A look back at the World Health Organization’s groundbreaking tobacco control treaty

wipfli_thankyoufornotsmoking_berlincigarettewarnings

A very interesting article from Foreign Affairs on something I knew very little about, honestly — the World Health Organization’s groundbreaking Framework Convention for Tobacco Control, a treaty signed by most of the nations on Earth.

The FCTC was the first-ever WHO worldwide treaty. The agency had gone 50 years without using its treaty-making power and when it did, it chose to direct its power at the growth of tobacco products in international markets.

This is important because of greater awareness in the West, much higher tobacco taxes and more regulations banning smoking in workplaces, the smoking rate has dropped through most Western countries. However, the tobacco industry has adapted by turning its energies toward emerging markets in India, Africa, South America and Southeast Asia.

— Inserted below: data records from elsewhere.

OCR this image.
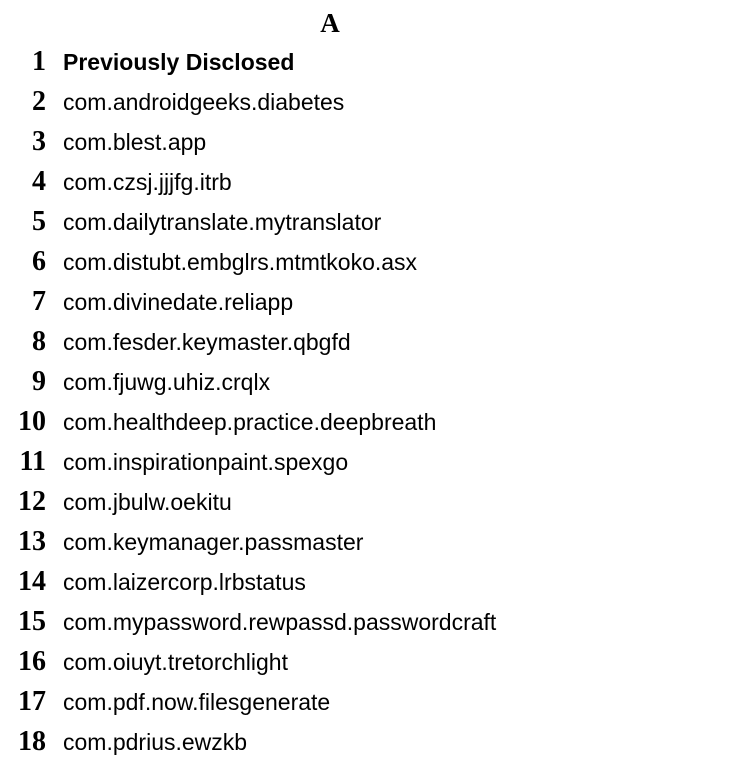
A
1 Previously Disclosed
2 com.androidgeeks.diabetes
3 com.blest.app
4 com.czsj.jjjfg.itrb
5 com.dailytranslate.mytranslator
6 com.distubt.embglrs.mtmtkoko.asx
7 com.divinedate.reliapp
8 com.fesder.keymaster.qbgfd
9 com.fjuwg.uhiz.crqlx
10 com.healthdeep.practice.deepbreath
11 com.inspirationpaint.spexgo
12 com.jbulw.oekitu
13 com.keymanager.passmaster
14 com.laizercorp.lrbstatus
15 com.mypassword.rewpassd.passwordcraft
16 com.oiuyt.tretorchlight
17 com.pdf.now.filesgenerate
18 com.pdrius.ewzkb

The FCTC came on the heels on the release of the so-called “cigarette papers,” millions of millions of internal memos and studies from the tobacco industry dating back to the 1950s which became public knowledge through the discovery process in various lawsuits against Big Tobacco. The treaty provides assistance to smaller, developing countries to battle the worldwide Big Tobacco industry in putting together tobacco control programs. The treaty, which took three years to negotiate and was first ratified by 40 countries in 2005. It has since been ratified by 180 countries representing over 90 percent of the people on Earth.

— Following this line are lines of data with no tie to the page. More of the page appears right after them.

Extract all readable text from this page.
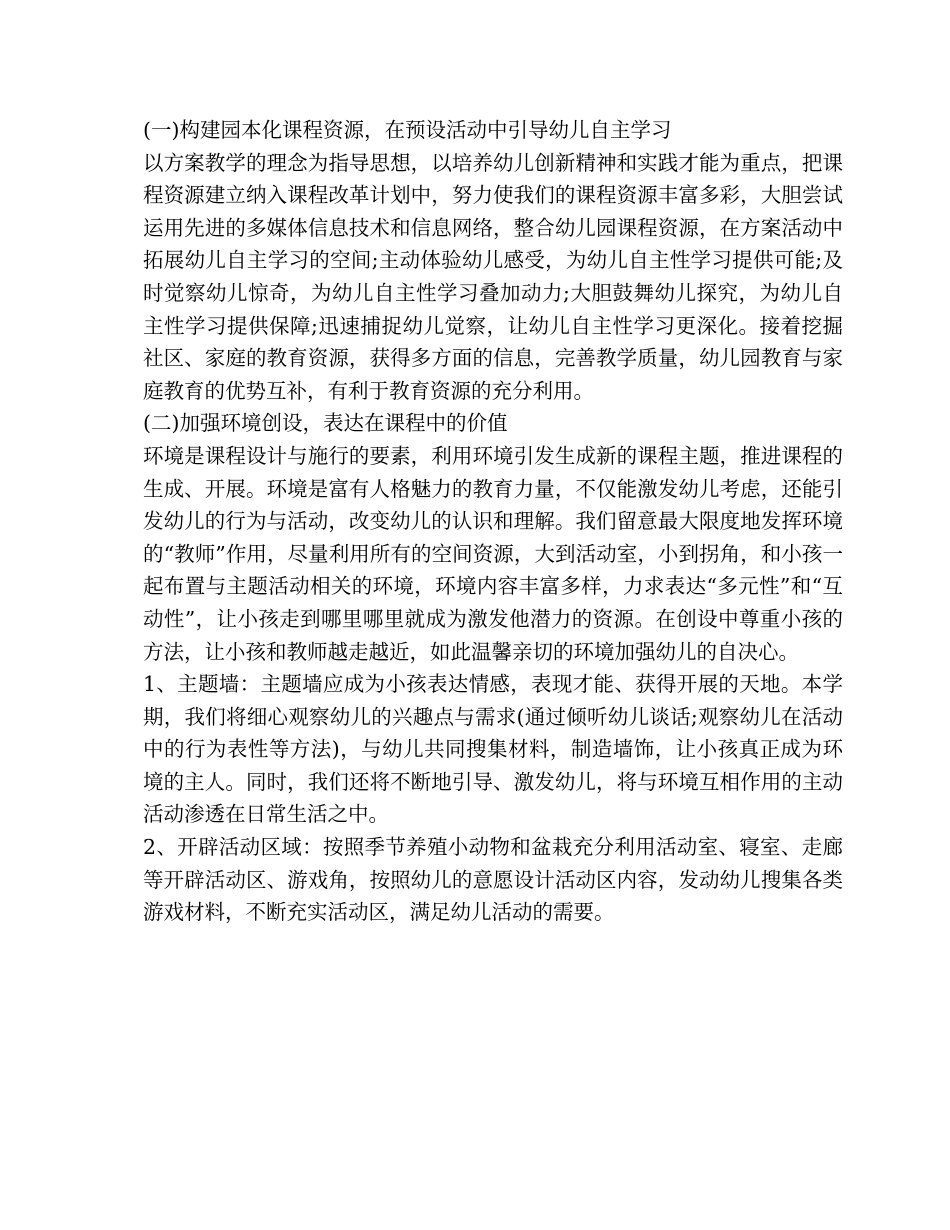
(一)构建园本化课程资源，在预设活动中引导幼儿自主学习

以方案教学的理念为指导思想，以培养幼儿创新精神和实践才能为重点，把课程资源建立纳入课程改革计划中，努力使我们的课程资源丰富多彩，大胆尝试运用先进的多媒体信息技术和信息网络，整合幼儿园课程资源，在方案活动中拓展幼儿自主学习的空间;主动体验幼儿感受，为幼儿自主性学习提供可能;及时觉察幼儿惊奇，为幼儿自主性学习叠加动力;大胆鼓舞幼儿探究，为幼儿自主性学习提供保障;迅速捕捉幼儿觉察，让幼儿自主性学习更深化。接着挖掘社区、家庭的教育资源，获得多方面的信息，完善教学质量，幼儿园教育与家庭教育的优势互补，有利于教育资源的充分利用。

(二)加强环境创设，表达在课程中的价值

环境是课程设计与施行的要素，利用环境引发生成新的课程主题，推进课程的生成、开展。环境是富有人格魅力的教育力量，不仅能激发幼儿考虑，还能引发幼儿的行为与活动，改变幼儿的认识和理解。我们留意最大限度地发挥环境的“教师”作用，尽量利用所有的空间资源，大到活动室，小到拐角，和小孩一起布置与主题活动相关的环境，环境内容丰富多样，力求表达“多元性”和“互动性”，让小孩走到哪里哪里就成为激发他潜力的资源。在创设中尊重小孩的方法，让小孩和教师越走越近，如此温馨亲切的环境加强幼儿的自决心。

1、主题墙：主题墙应成为小孩表达情感，表现才能、获得开展的天地。本学期，我们将细心观察幼儿的兴趣点与需求(通过倾听幼儿谈话;观察幼儿在活动中的行为表性等方法)，与幼儿共同搜集材料，制造墙饰，让小孩真正成为环境的主人。同时，我们还将不断地引导、激发幼儿，将与环境互相作用的主动活动渗透在日常生活之中。

2、开辟活动区域：按照季节养殖小动物和盆栽充分利用活动室、寝室、走廊等开辟活动区、游戏角，按照幼儿的意愿设计活动区内容，发动幼儿搜集各类游戏材料，不断充实活动区，满足幼儿活动的需要。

The FCTC gives smaller, poorer countries information and resources from richer countries as those nations face uphill battles with Big Tobacco in trying to implement laws regarding tobacco packaging, marketing and use in public areas. These battles have been talked by a lot by John Oliver and others with his “Jeff the Diseased Lung” campaign. Big Tobacco, oftentimes with assistance from the U.S. Chamber of Commerce as its hammer, has fought tiny countries such as Togo and Uruguay (and not so tiny Australia) whenever those countries try to pass laws controlling tobacco marketing and packaging.

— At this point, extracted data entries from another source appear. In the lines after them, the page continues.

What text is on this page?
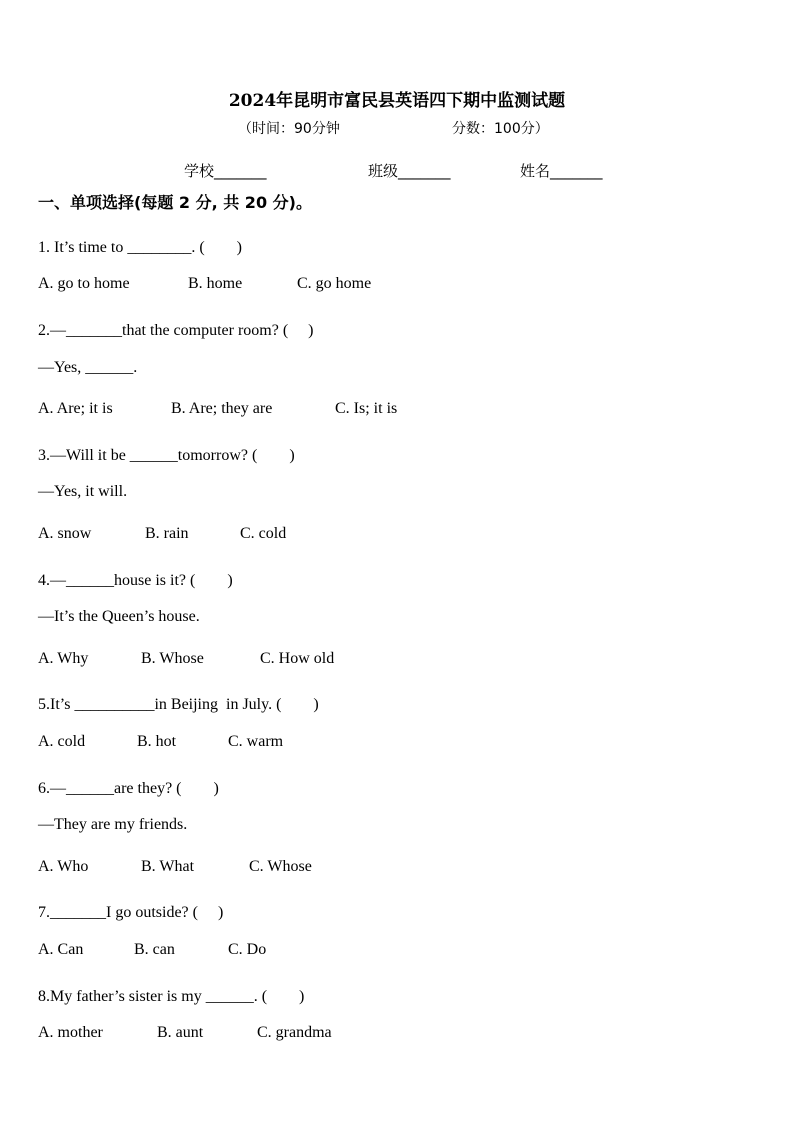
2024年昆明市富民县英语四下期中监测试题
（时间：90分钟	分数：100分）
学校_______	班级_______	姓名_______
一、单项选择(每题 2 分, 共 20 分)。
1. It’s time to ________. (　　)
A. go to home	B. home	C. go home
2.—_______that the computer room? (　 )
—Yes, ______.
A. Are; it is	B. Are; they are	C. Is; it is
3.—Will it be ______tomorrow? (　　)
—Yes, it will.
A. snow	B. rain	C. cold
4.—______house is it? (　　)
—It’s the Queen’s house.
A. Why	B. Whose	C. How old
5.It’s __________in Beijing  in July. (　　)
A. cold	B. hot	C. warm
6.—______are they? (　　)
—They are my friends.
A. Who	B. What	C. Whose
7._______I go outside? (　 )
A. Can	B. can	C. Do
8.My father’s sister is my ______. (　　)
A. mother	B. aunt	C. grandma
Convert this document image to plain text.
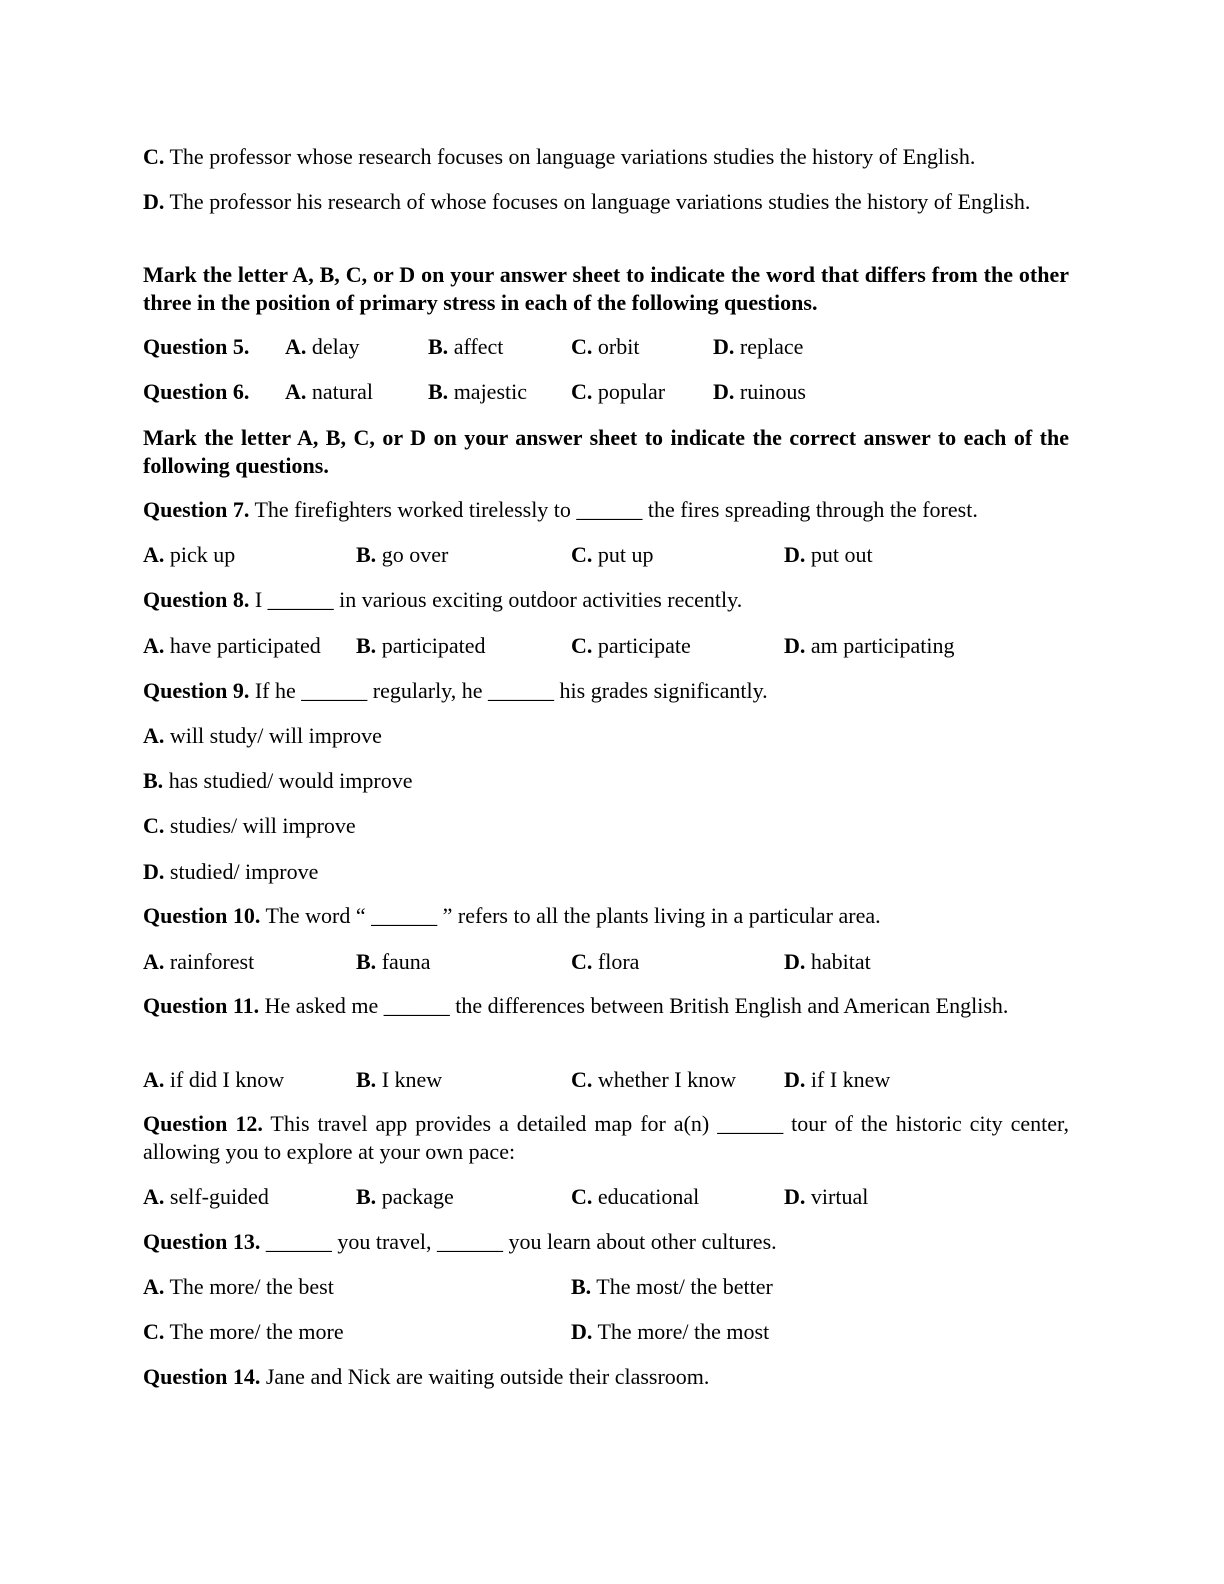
C. The professor whose research focuses on language variations studies the history of English.
D. The professor his research of whose focuses on language variations studies the history of English.
Mark the letter A, B, C, or D on your answer sheet to indicate the word that differs from the other three in the position of primary stress in each of the following questions.
Question 5. A. delay	B. affect	C. orbit	D. replace
Question 6. A. natural	B. majestic C. popular D. ruinous
Mark the letter A, B, C, or D on your answer sheet to indicate the correct answer to each of the following questions.
Question 7. The firefighters worked tirelessly to ______ the fires spreading through the forest.
A. pick up	B. go over	C. put up	D. put out
Question 8. I ______ in various exciting outdoor activities recently.
A. have participated B. participated	C. participate	D. am participating
Question 9. If he ______ regularly, he ______ his grades significantly.
A. will study/ will improve
B. has studied/ would improve
C. studies/ will improve
D. studied/ improve
Question 10. The word “ ______ ” refers to all the plants living in a particular area.
A. rainforest	B. fauna	C. flora	D. habitat
Question 11. He asked me ______ the differences between British English and American English.
A. if did I know	B. I knew	C. whether I know D. if I knew
Question 12. This travel app provides a detailed map for a(n) ______ tour of the historic city center, allowing you to explore at your own pace:
A. self-guided	B. package	C. educational	D. virtual
Question 13. ______ you travel, ______ you learn about other cultures.
A. The more/ the best	B. The most/ the better
C. The more/ the more	D. The more/ the most
Question 14. Jane and Nick are waiting outside their classroom.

Some of the basic things the FCTC helps smaller nations with include some of the same things that have worked in the West to reduce tobacco use:

•    Adopt tax and price measures to reduce tobacco consumption;
•    Ban tobacco advertising, promotion and sponsorship;
•    Create smoke-free work and public spaces;
•    Put prominent health warnings on tobacco packages;
•    Combat illicit trade in tobacco products.